The feature is activated via toggle in the Preferences Panel > General Options tab. The user should ensure that their cache drive has sufficient space to accommodate caching by the nodes and is rapid enough for the read/write operations that will need to be performed.

When you first start the Image Cache, you will be asked to create a directory to store offline images. By default, a new folder called lwimagecache will be created in your User\Temp directory (%TEMP%\lwimagecache on Windows, ~/Library/Caches/lwimagecache on Mac OS). The image cache will rapidly be filled with slices of the images in the loaded scene.

The image cache system is handling both those images that are present in the application that have not yet been saved and those that have a source file on disk.
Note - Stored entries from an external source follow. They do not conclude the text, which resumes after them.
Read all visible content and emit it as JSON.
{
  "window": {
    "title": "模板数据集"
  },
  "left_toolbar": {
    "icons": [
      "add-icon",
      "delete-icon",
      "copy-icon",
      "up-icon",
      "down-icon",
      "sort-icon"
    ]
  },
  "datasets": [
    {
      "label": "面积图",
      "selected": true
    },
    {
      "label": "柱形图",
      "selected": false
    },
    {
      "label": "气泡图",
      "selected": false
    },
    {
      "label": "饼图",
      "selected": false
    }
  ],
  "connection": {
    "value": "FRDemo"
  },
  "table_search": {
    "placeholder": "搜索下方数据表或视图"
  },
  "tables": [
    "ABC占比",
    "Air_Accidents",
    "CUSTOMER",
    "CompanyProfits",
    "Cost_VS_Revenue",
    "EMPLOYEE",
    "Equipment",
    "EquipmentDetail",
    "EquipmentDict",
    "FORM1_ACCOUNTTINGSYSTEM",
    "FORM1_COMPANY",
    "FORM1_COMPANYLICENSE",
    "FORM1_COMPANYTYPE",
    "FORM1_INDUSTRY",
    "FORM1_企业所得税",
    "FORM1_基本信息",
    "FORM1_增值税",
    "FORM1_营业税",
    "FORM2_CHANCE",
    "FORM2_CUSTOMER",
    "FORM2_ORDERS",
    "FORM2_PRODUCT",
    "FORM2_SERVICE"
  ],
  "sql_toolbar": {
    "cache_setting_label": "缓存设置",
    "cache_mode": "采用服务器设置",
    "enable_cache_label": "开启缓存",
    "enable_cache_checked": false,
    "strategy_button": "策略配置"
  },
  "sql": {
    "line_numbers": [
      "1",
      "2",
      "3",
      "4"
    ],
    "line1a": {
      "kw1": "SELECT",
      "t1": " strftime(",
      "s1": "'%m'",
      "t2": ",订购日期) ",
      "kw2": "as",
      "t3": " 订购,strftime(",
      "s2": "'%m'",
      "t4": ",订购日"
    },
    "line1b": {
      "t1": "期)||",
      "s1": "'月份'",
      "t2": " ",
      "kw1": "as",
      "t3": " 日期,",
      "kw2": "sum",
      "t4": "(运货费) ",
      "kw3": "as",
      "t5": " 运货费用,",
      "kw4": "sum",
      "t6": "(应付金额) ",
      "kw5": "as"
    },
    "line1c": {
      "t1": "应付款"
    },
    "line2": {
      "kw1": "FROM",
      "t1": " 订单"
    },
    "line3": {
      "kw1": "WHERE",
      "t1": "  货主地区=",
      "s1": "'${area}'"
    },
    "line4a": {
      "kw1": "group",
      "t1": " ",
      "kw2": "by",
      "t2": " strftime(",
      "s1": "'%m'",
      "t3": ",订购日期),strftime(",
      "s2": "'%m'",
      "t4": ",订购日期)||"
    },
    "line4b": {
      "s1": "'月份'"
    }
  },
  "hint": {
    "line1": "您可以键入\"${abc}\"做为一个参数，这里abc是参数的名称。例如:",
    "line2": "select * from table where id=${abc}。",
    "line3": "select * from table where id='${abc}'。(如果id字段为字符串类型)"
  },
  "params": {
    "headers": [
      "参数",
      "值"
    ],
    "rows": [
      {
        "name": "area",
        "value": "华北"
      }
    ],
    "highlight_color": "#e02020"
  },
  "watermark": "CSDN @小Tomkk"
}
Exceptions are render buffers and LightWave image plugin-based loading - these images cannot be added to the cache until loading is complete. All cached images are saved in the internal working format for LightWave. This provides very quick handling for saving and for reloading. This also eliminates the need for repeating the time-costly processing steps that would be required for the source files from disk if they were to be simply loaded and cleared multiple times throughout the work session.

The image cache will flush when the feature is disabled or you quit LightWave.

The Image Cache Maximum (or "RAM Limit for Images") entry is the total amount of RAM that you wish to allow for images, collectively, before caching to disk is engaged. The default setting is for systems with small RAM capacity. If you have more than four gigabytes of RAM, you will likely want to use higher settings. The maximum setting is one terabyte, but as a rough guide half of system RAM will give a good compromise between speed and usefulness.

On systems with large RAM capacity, you will gain some speed in image handling by turning the feature off; if you are using large images or a lot of images, this will, however, take up considerably more memory than when Image Cache is on.

Network rendering is complicated by this caching technique. Care needs to be taken to create a cache on individual nodes. To that end, choosing an appropriate directory on the originating machine is vital. The default location of %temp%\lwimagecache should be available to every Windows machine, but be careful if you choose a different location.